The absolute survival results are better than reported elsewhere with other IA regimens (von Scheel et al, 1996; Robbins et al, 2000b; Furutani et al, 2002), and papers on neoadjuvant usage of IA chemotherapy failed to report long-term survival. The results of the present paper prove the feasibility, safety, and effectivity of neoadjuvant treatment with IA chemotherapy, and suggest that survival of patients treated with neoadjuvant IA chemotherapy and surgery was better than the survival expectancy calculated with the help of a prognosis index. Considering the fact that IA chemotherapy mainly has a local effect due to pharmacokinetics (Tegeder et al, 2003), neoadjuvant usage in patients with the small tumour stages 1 and 2 who had no clinical evidence of nodal disease would be most logical.

Volling et al (1994, 1999) conducted a prospective randomised trial on primary systemic chemotherapy with cisplatin and 5-fluorouracil. This internationally less known trial could demonstrate that especially patients with smaller resectable carcinomas of the tonsils and the floor of mouth benefited from this neoadjuvant treatment. The results of the present study point in the same direction. The acute side effects of a systemic chemotherapy, however, are much more frequent and higher. The extremely low acute side effects of IA high-dose chemotherapy with systemic neutralisation (Kovács, 2003b) strongly recommend this method when carried out over a transfemoral approach.

Although it could be demonstrated that complete and PRs of oral carcinomas have a prognostic value after local chemotherapy (Kovács 2003a), it would be too early to conclude a change in treatment for patients with local response. Therefore, surgical radicality has been maintained. Repetitions of courses did not alter the direction of initial response (Kovács, 2003b), which is the reason why one neoadjuvant course is adopted. In any way, it is possible to investigate the necessity of postoperative treatment modalities in patients with positive response, and to examine genetical changes in tumours following chemotherapy.
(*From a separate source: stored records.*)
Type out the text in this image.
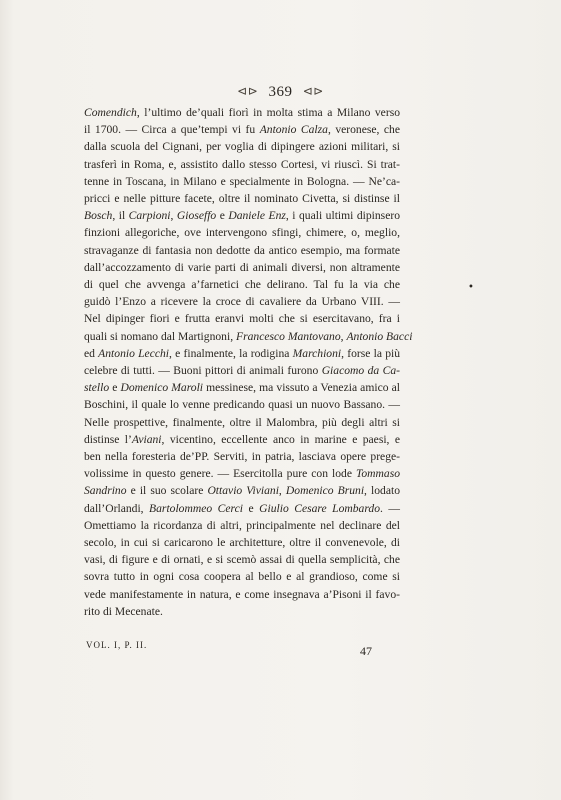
⊲⊳ 369 ⊲⊳
Comendich, l’ultimo de’quali fiorì in molta stima a Milano verso
il 1700. — Circa a que’tempi vi fu Antonio Calza, veronese, che
dalla scuola del Cignani, per voglia di dipingere azioni militari, si
trasferì in Roma, e, assistito dallo stesso Cortesi, vi riuscì. Si trat-
tenne in Toscana, in Milano e specialmente in Bologna. — Ne’ca-
pricci e nelle pitture facete, oltre il nominato Civetta, si distinse il
Bosch, il Carpioni, Gioseffo e Daniele Enz, i quali ultimi dipinsero
finzioni allegoriche, ove intervengono sfingi, chimere, o, meglio,
stravaganze di fantasia non dedotte da antico esempio, ma formate
dall’accozzamento di varie parti di animali diversi, non altramente
di quel che avvenga a’farnetici che delirano. Tal fu la via che
guidò l’Enzo a ricevere la croce di cavaliere da Urbano VIII. —
Nel dipinger fiori e frutta eranvi molti che si esercitavano, fra i
quali si nomano dal Martignoni, Francesco Mantovano, Antonio Bacci
ed Antonio Lecchi, e finalmente, la rodigina Marchioni, forse la più
celebre di tutti. — Buoni pittori di animali furono Giacomo da Ca-
stello e Domenico Maroli messinese, ma vissuto a Venezia amico al
Boschini, il quale lo venne predicando quasi un nuovo Bassano. —
Nelle prospettive, finalmente, oltre il Malombra, più degli altri si
distinse l’Aviani, vicentino, eccellente anco in marine e paesi, e
ben nella foresteria de’PP. Serviti, in patria, lasciava opere prege-
volissime in questo genere. — Esercitolla pure con lode Tommaso
Sandrino e il suo scolare Ottavio Viviani, Domenico Bruni, lodato
dall’Orlandi, Bartolommeo Cerci e Giulio Cesare Lombardo. —
Omettiamo la ricordanza di altri, principalmente nel declinare del
secolo, in cui si caricarono le architetture, oltre il convenevole, di
vasi, di figure e di ornati, e si scemò assai di quella semplicità, che
sovra tutto in ogni cosa coopera al bello e al grandioso, come si
vede manifestamente in natura, e come insegnava a’Pisoni il favo-
rito di Mecenate.
•
VOL. I, P. II.	47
It is generally accepted that specific therapeutic recommendations can be expressed only based on results of prospective randomised studies. The statistical designs of such studies, however, were often criticised. The main problems, as in the studies mentioned above, were the high number of patients required in both study arms to produce hard results, and calculation of subsets in such heterogenous populations, which has to be considered as inappropriate. In the light of this problem, the consideration of a prognosis index, which is statistically more than a historical control, may be indicated as a control for a pilot study.

The TPI may be a better prognostic tool than TNM because it additionally comprises tumour infiltration depth and the age of the patients, which are accepted as highly relevant prognostic factors. It is based on a historical (retrospective and prospective) observation, but the indices were calculated using multivariate Cox's regression. The author could demonstrate in a monography on multimodality treatment of oral and oropharyngeal cancer that it is very difficult to surpass the survival expectancy based on the TPI (Kovács, 2003b). Therefore, the results presented in this paper can cautiously be interpreted as a survival benefit for the sample, and IA high-dose chemotherapy with cisplatin with systemic neutralisation with sodium thiosulphate can surely be used in oral and oropharyngeal cancer patients with great feasibility, safety, and effectivity. Low-grade toxicity would especially suggest usage for stage 1–2 patients. Proof of a survival benefit, however, requires a prospective randomised study.